Le Père, surpris du discours, et plus effrayé du transport, eut recours à l’oraison mentale, et pria Dieu secrètement qu’il le délivrât du danger où il se trouvoit ; mais ne se fiant pas tout à fait a la prière, il s’éloignoit insensiblement du maréchal, par un mouvement de fesses imperceptible. Le maréchal le suivoit par un autre tout semblable ; et, à lui voir le couteau toujours levé, on eût dit qu’il alloit mettre son ordre à exécution.

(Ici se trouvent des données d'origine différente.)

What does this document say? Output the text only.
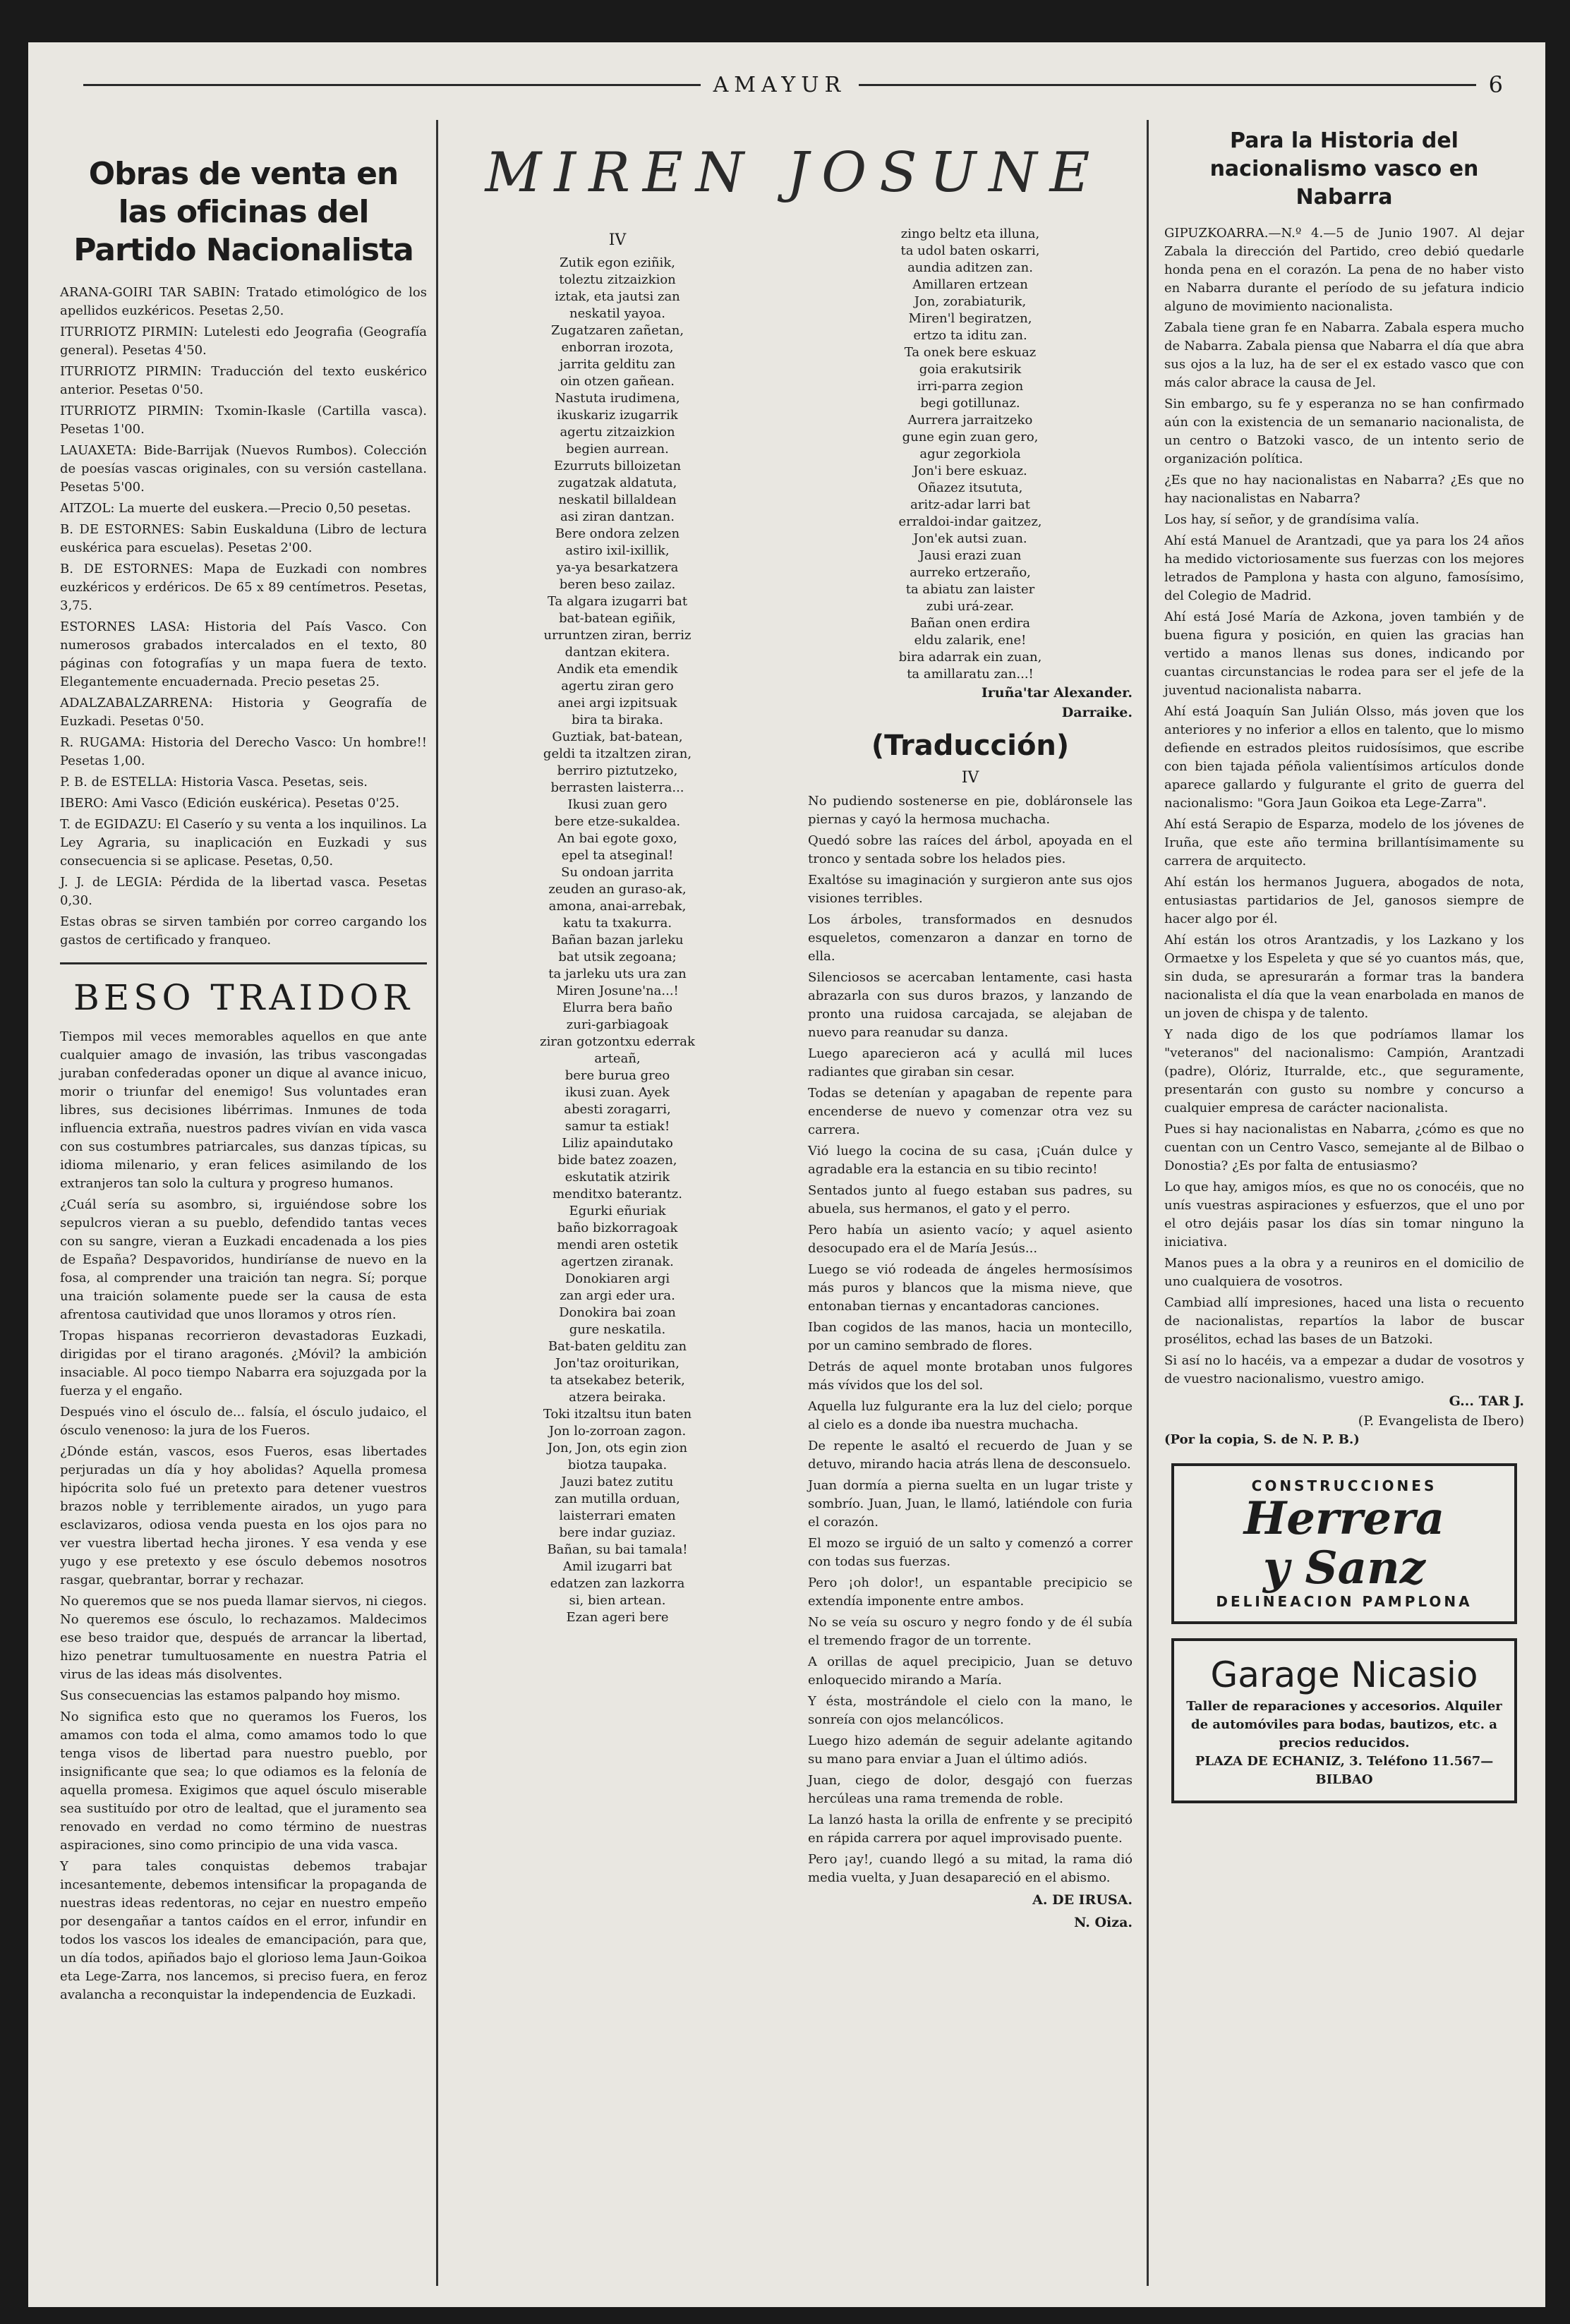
AMAYUR	6
Obras de venta en las oficinas del Partido Nacionalista

ARANA-GOIRI TAR SABIN: Tratado etimológico de los apellidos euzkéricos. Pesetas 2,50.

ITURRIOTZ PIRMIN: Lutelesti edo Jeografia (Geografía general). Pesetas 4'50.

ITURRIOTZ PIRMIN: Traducción del texto euskérico anterior. Pesetas 0'50.

ITURRIOTZ PIRMIN: Txomin-Ikasle (Cartilla vasca). Pesetas 1'00.

LAUAXETA: Bide-Barrijak (Nuevos Rumbos). Colección de poesías vascas originales, con su versión castellana. Pesetas 5'00.

AITZOL: La muerte del euskera.—Precio 0,50 pesetas.

B. DE ESTORNES: Sabin Euskalduna (Libro de lectura euskérica para escuelas). Pesetas 2'00.

B. DE ESTORNES: Mapa de Euzkadi con nombres euzkéricos y erdéricos. De 65 x 89 centímetros. Pesetas, 3,75.

ESTORNES LASA: Historia del País Vasco. Con numerosos grabados intercalados en el texto, 80 páginas con fotografías y un mapa fuera de texto. Elegantemente encuadernada. Precio pesetas 25.

ADALZABALZARRENA: Historia y Geografía de Euzkadi. Pesetas 0'50.

R. RUGAMA: Historia del Derecho Vasco: Un hombre!! Pesetas 1,00.

P. B. de ESTELLA: Historia Vasca. Pesetas, seis.

IBERO: Ami Vasco (Edición euskérica). Pesetas 0'25.

T. de EGIDAZU: El Caserío y su venta a los inquilinos. La Ley Agraria, su inaplicación en Euzkadi y sus consecuencia si se aplicase. Pesetas, 0,50.

J. J. de LEGIA: Pérdida de la libertad vasca. Pesetas 0,30.

Estas obras se sirven también por correo cargando los gastos de certificado y franqueo.

BESO TRAIDOR

Tiempos mil veces memorables aquellos en que ante cualquier amago de invasión, las tribus vascongadas juraban confederadas oponer un dique al avance inicuo, morir o triunfar del enemigo! Sus voluntades eran libres, sus decisiones libérrimas. Inmunes de toda influencia extraña, nuestros padres vivían en vida vasca con sus costumbres patriarcales, sus danzas típicas, su idioma milenario, y eran felices asimilando de los extranjeros tan solo la cultura y progreso humanos.

¿Cuál sería su asombro, si, irguiéndose sobre los sepulcros vieran a su pueblo, defendido tantas veces con su sangre, vieran a Euzkadi encadenada a los pies de España? Despavoridos, hundiríanse de nuevo en la fosa, al comprender una traición tan negra. Sí; porque una traición solamente puede ser la causa de esta afrentosa cautividad que unos lloramos y otros ríen.

Tropas hispanas recorrieron devastadoras Euzkadi, dirigidas por el tirano aragonés. ¿Móvil? la ambición insaciable. Al poco tiempo Nabarra era sojuzgada por la fuerza y el engaño.

Después vino el ósculo de... falsía, el ósculo judaico, el ósculo venenoso: la jura de los Fueros.

¿Dónde están, vascos, esos Fueros, esas libertades perjuradas un día y hoy abolidas? Aquella promesa hipócrita solo fué un pretexto para detener vuestros brazos noble y terriblemente airados, un yugo para esclavizaros, odiosa venda puesta en los ojos para no ver vuestra libertad hecha jirones. Y esa venda y ese yugo y ese pretexto y ese ósculo debemos nosotros rasgar, quebrantar, borrar y rechazar.

No queremos que se nos pueda llamar siervos, ni ciegos. No queremos ese ósculo, lo rechazamos. Maldecimos ese beso traidor que, después de arrancar la libertad, hizo penetrar tumultuosamente en nuestra Patria el virus de las ideas más disolventes.

Sus consecuencias las estamos palpando hoy mismo.

No significa esto que no queramos los Fueros, los amamos con toda el alma, como amamos todo lo que tenga visos de libertad para nuestro pueblo, por insignificante que sea; lo que odiamos es la felonía de aquella promesa. Exigimos que aquel ósculo miserable sea sustituído por otro de lealtad, que el juramento sea renovado en verdad no como término de nuestras aspiraciones, sino como principio de una vida vasca.

Y para tales conquistas debemos trabajar incesantemente, debemos intensificar la propaganda de nuestras ideas redentoras, no cejar en nuestro empeño por desengañar a tantos caídos en el error, infundir en todos los vascos los ideales de emancipación, para que, un día todos, apiñados bajo el glorioso lema Jaun-Goikoa eta Lege-Zarra, nos lancemos, si preciso fuera, en feroz avalancha a reconquistar la independencia de Euzkadi.

MIREN JOSUNE
IV
Zutik egon eziñik,
toleztu zitzaizkion
iztak, eta jautsi zan
neskatil yayoa.
Zugatzaren zañetan,
enborran irozota,
jarrita gelditu zan
oin otzen gañean.
Nastuta irudimena,
ikuskariz izugarrik
agertu zitzaizkion
begien aurrean.
Ezurruts billoizetan
zugatzak aldatuta,
neskatil billaldean
asi ziran dantzan.
Bere ondora zelzen
astiro ixil-ixillik,
ya-ya besarkatzera
beren beso zailaz.
Ta algara izugarri bat
bat-batean egiñik,
urruntzen ziran, berriz
dantzan ekitera.
Andik eta emendik
agertu ziran gero
anei argi izpitsuak
bira ta biraka.
Guztiak, bat-batean,
geldi ta itzaltzen ziran,
berriro piztutzeko,
berrasten laisterra...
Ikusi zuan gero
bere etze-sukaldea.
An bai egote goxo,
epel ta atseginal!
Su ondoan jarrita
zeuden an guraso-ak,
amona, anai-arrebak,
katu ta txakurra.
Bañan bazan jarleku
bat utsik zegoana;
ta jarleku uts ura zan
Miren Josune'na...!
Elurra bera baño
zuri-garbiagoak
ziran gotzontxu ederrak
arteañ,
bere burua greo
ikusi zuan. Ayek
abesti zoragarri,
samur ta estiak!
Liliz apaindutako
bide batez zoazen,
eskutatik atzirik
menditxo baterantz.
Egurki eñuriak
baño bizkorragoak
mendi aren ostetik
agertzen ziranak.
Donokiaren argi
zan argi eder ura.
Donokira bai zoan
gure neskatila.
Bat-baten gelditu zan
Jon'taz oroiturikan,
ta atsekabez beterik,
atzera beiraka.
Toki itzaltsu itun baten
Jon lo-zorroan zagon.
Jon, Jon, ots egin zion
biotza taupaka.
Jauzi batez zutitu
zan mutilla orduan,
laisterrari ematen
bere indar guziaz.
Bañan, su bai tamala!
Amil izugarri bat
edatzen zan lazkorra
si, bien artean.
Ezan ageri bere
zingo beltz eta illuna,
ta udol baten oskarri,
aundia aditzen zan.
Amillaren ertzean
Jon, zorabiaturik,
Miren'l begiratzen,
ertzo ta iditu zan.
Ta onek bere eskuaz
goia erakutsirik
irri-parra zegion
begi gotillunaz.
Aurrera jarraitzeko
gune egin zuan gero,
agur zegorkiola
Jon'i bere eskuaz.
Oñazez itsututa,
aritz-adar larri bat
erraldoi-indar gaitzez,
Jon'ek autsi zuan.
Jausi erazi zuan
aurreko ertzeraño,
ta abiatu zan laister
zubi urá-zear.
Bañan onen erdira
eldu zalarik, ene!
bira adarrak ein zuan,
ta amillaratu zan...!
Iruña'tar Alexander.
Darraike.
(Traducción)
IV

No pudiendo sostenerse en pie, dobláronsele las piernas y cayó la hermosa muchacha.

Quedó sobre las raíces del árbol, apoyada en el tronco y sentada sobre los helados pies.

Exaltóse su imaginación y surgieron ante sus ojos visiones terribles.

Los árboles, transformados en desnudos esqueletos, comenzaron a danzar en torno de ella.

Silenciosos se acercaban lentamente, casi hasta abrazarla con sus duros brazos, y lanzando de pronto una ruidosa carcajada, se alejaban de nuevo para reanudar su danza.

Luego aparecieron acá y acullá mil luces radiantes que giraban sin cesar.

Todas se detenían y apagaban de repente para encenderse de nuevo y comenzar otra vez su carrera.

Vió luego la cocina de su casa, ¡Cuán dulce y agradable era la estancia en su tibio recinto!

Sentados junto al fuego estaban sus padres, su abuela, sus hermanos, el gato y el perro.

Pero había un asiento vacío; y aquel asiento desocupado era el de María Jesús...

Luego se vió rodeada de ángeles hermosísimos más puros y blancos que la misma nieve, que entonaban tiernas y encantadoras canciones.

Iban cogidos de las manos, hacia un montecillo, por un camino sembrado de flores.

Detrás de aquel monte brotaban unos fulgores más vívidos que los del sol.

Aquella luz fulgurante era la luz del cielo; porque al cielo es a donde iba nuestra muchacha.

De repente le asaltó el recuerdo de Juan y se detuvo, mirando hacia atrás llena de desconsuelo.

Juan dormía a pierna suelta en un lugar triste y sombrío. Juan, Juan, le llamó, latiéndole con furia el corazón.

El mozo se irguió de un salto y comenzó a correr con todas sus fuerzas.

Pero ¡oh dolor!, un espantable precipicio se extendía imponente entre ambos.

No se veía su oscuro y negro fondo y de él subía el tremendo fragor de un torrente.

A orillas de aquel precipicio, Juan se detuvo enloquecido mirando a María.

Y ésta, mostrándole el cielo con la mano, le sonreía con ojos melancólicos.

Luego hizo ademán de seguir adelante agitando su mano para enviar a Juan el último adiós.

Juan, ciego de dolor, desgajó con fuerzas hercúleas una rama tremenda de roble.

La lanzó hasta la orilla de enfrente y se precipitó en rápida carrera por aquel improvisado puente.

Pero ¡ay!, cuando llegó a su mitad, la rama dió media vuelta, y Juan desapareció en el abismo.

A. DE IRUSA.
N. Oiza.
Para la Historia del nacionalismo vasco en Nabarra

GIPUZKOARRA.—N.º 4.—5 de Junio 1907. Al dejar Zabala la dirección del Partido, creo debió quedarle honda pena en el corazón. La pena de no haber visto en Nabarra durante el período de su jefatura indicio alguno de movimiento nacionalista.

Zabala tiene gran fe en Nabarra. Zabala espera mucho de Nabarra. Zabala piensa que Nabarra el día que abra sus ojos a la luz, ha de ser el ex estado vasco que con más calor abrace la causa de Jel.

Sin embargo, su fe y esperanza no se han confirmado aún con la existencia de un semanario nacionalista, de un centro o Batzoki vasco, de un intento serio de organización política.

¿Es que no hay nacionalistas en Nabarra? ¿Es que no hay nacionalistas en Nabarra?

Los hay, sí señor, y de grandísima valía.

Ahí está Manuel de Arantzadi, que ya para los 24 años ha medido victoriosamente sus fuerzas con los mejores letrados de Pamplona y hasta con alguno, famosísimo, del Colegio de Madrid.

Ahí está José María de Azkona, joven también y de buena figura y posición, en quien las gracias han vertido a manos llenas sus dones, indicando por cuantas circunstancias le rodea para ser el jefe de la juventud nacionalista nabarra.

Ahí está Joaquín San Julián Olsso, más joven que los anteriores y no inferior a ellos en talento, que lo mismo defiende en estrados pleitos ruidosísimos, que escribe con bien tajada péñola valientísimos artículos donde aparece gallardo y fulgurante el grito de guerra del nacionalismo: "Gora Jaun Goikoa eta Lege-Zarra".

Ahí está Serapio de Esparza, modelo de los jóvenes de Iruña, que este año termina brillantísimamente su carrera de arquitecto.

Ahí están los hermanos Juguera, abogados de nota, entusiastas partidarios de Jel, ganosos siempre de hacer algo por él.

Ahí están los otros Arantzadis, y los Lazkano y los Ormaetxe y los Espeleta y que sé yo cuantos más, que, sin duda, se apresurarán a formar tras la bandera nacionalista el día que la vean enarbolada en manos de un joven de chispa y de talento.

Y nada digo de los que podríamos llamar los "veteranos" del nacionalismo: Campión, Arantzadi (padre), Olóriz, Iturralde, etc., que seguramente, presentarán con gusto su nombre y concurso a cualquier empresa de carácter nacionalista.

Pues si hay nacionalistas en Nabarra, ¿cómo es que no cuentan con un Centro Vasco, semejante al de Bilbao o Donostia? ¿Es por falta de entusiasmo?

Lo que hay, amigos míos, es que no os conocéis, que no unís vuestras aspiraciones y esfuerzos, que el uno por el otro dejáis pasar los días sin tomar ninguno la iniciativa.

Manos pues a la obra y a reuniros en el domicilio de uno cualquiera de vosotros.

Cambiad allí impresiones, haced una lista o recuento de nacionalistas, repartíos la labor de buscar prosélitos, echad las bases de un Batzoki.

Si así no lo hacéis, va a empezar a dudar de vosotros y de vuestro nacionalismo, vuestro amigo.

G... TAR J.
(P. Evangelista de Ibero)
(Por la copia, S. de N. P. B.)
CONSTRUCCIONES
Herrera
y Sanz
DELINEACION PAMPLONA
Garage Nicasio
Taller de reparaciones y accesorios. Alquiler de automóviles para bodas, bautizos, etc. a precios reducidos.
PLAZA DE ECHANIZ, 3. Teléfono 11.567—BILBAO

La malignité de la nature me fit prendre plaisir, quelque temps, aux frayeurs de la Révérence : mais, craignant à la fin que le maréchal, dans son transport, ne rendît funeste ce qui n’avoit été que plaisant, je le fis souvenir que madame de Montbazon étoit morte[1], et lui dis qu’heureusement le P. Canaye n’avoit rien à craindre d’une personne qui n’étoit plus.

« Dieu fait tout pour le mieux, reprit le ma-

  1. La célèbre et belle duchesse de Montbazon étoit encore en vie en 1654 ; elle ne mourut qu’en 1657. Saint-Évremond ne l’ignoroit pas ; mais il a cru, dit Des Maizeaux, qu’on lui pardonneroit aisément cet anachronisme, si on pensoit qu’il étoit difficile de tirer autrement le P. Canaye de la frayeur qui l’avoit saisi. Bayle avoit déjà fait cette remarque, dans les Nouvelles de la république des lettres, décembre 1686, art. IV. Je croirois plutôt que ce morceau piquant a été ajouté en 1662.